Sorry I never answered this. I'm not really sure what the deal is, but I know a little.

A whois lookup on the domain gives this result. I wish I had tried this before. There are 2 important pieces of information here. One is the domain servers, which point to machines in the domain. Astraweb is a web hosting company. Apparently, from their front page, they use the FreeBSD operating system (plus Apache on intel hardware.) The second piece of information from the whois page is that the database was last updated on 16-Nov-2001 (yesterday.) That's why I wish I had looked earlier.

Now, if we check what the site is running using the handy netcraft what's that site running? feature we can see that something strange did happen. Remember that the whois above pointed us to the FreeBSD running Astraweb. The netcraft results contain a bit of history. At the bottom of that page you can see that as of 4 november 2000, was running on a FreeBSD machine in a netblock owned by Astraweb. But then on 13 november 2001 it was changed to a Windows 2000 machine in a netblock owned by USinternetworking. I'm guessing this change resulted in the screw up involving the american cancer society. I'm also guessing that the changes recorded in the whois as being made yesterday (nov. 16) are even now propogating throughout the system. Probably by Monday most people will be seeing the correct site again (that's my guess.)

But as to why this change was made, it's hard to say. The DNS can be cracked. So it could have been a malicious change to the DNS records made a third party. Why they would point it at the American Caner Society I do not know (you'd think if it was malicious they would point it at a porn site, or a rival animation site, or at something that seemed funny.) Or it could have been a legitimate error.

Tom's theory of domain snatching by the ACS is possible, in one sense. There are lots of cases where big companies have wrested domains from small owners. And the internet governing bodies seem more and more reluctant to go against big business in these matters. But this situation doesn't feel like that. They just convene some committe and decide in a more above board way. But the big interest has to have some claim to the name. Anipike? Does that have anything to do with the ACS? Doesn't seem like it to me.
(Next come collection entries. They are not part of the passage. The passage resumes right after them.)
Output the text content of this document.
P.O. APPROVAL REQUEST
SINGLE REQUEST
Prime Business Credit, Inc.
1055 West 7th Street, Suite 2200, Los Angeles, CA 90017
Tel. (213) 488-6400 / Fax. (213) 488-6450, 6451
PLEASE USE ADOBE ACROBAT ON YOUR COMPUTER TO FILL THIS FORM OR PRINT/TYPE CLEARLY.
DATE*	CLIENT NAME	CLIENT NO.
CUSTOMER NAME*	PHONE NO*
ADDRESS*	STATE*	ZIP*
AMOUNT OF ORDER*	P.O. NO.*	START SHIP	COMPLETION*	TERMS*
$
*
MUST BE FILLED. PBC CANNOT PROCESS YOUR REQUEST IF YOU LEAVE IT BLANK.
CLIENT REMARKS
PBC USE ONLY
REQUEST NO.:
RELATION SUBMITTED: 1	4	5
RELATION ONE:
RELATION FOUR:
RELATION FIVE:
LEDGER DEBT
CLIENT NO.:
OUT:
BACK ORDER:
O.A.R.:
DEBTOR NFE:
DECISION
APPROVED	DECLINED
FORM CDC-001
As for the scenario where "started using it and found out ACS had it in reserve," this couldn't happen. If ACS had registered the domain already then anipike wouldn't have had anyway to register it themselves. If anipike was ever using that domain (as we know they were) then they have that domain. ACS, or any party with deep pockets, could try to gain control through legal arguments involving patent or trademark infringement, but it doesn't seem like that happened here. I think this was just some administrative error, made on the 13th of November, and it looks like it's being corrected as we speak.
- jim 11-17-2001 5:09 pm

Great detective work! Your theory makes sense, especially pinning down the change of server. You're right about the hole in my theory--what does the word "anipike" have to do with cancer? When I encounter an anomaly, I tend to jump to the most paranoid explanation, regardless of whether it jibes with the facts.
- tom moody 11-17-2001 8:27 pm [add a comment]

  • Yeah, but that's only one reason we love you.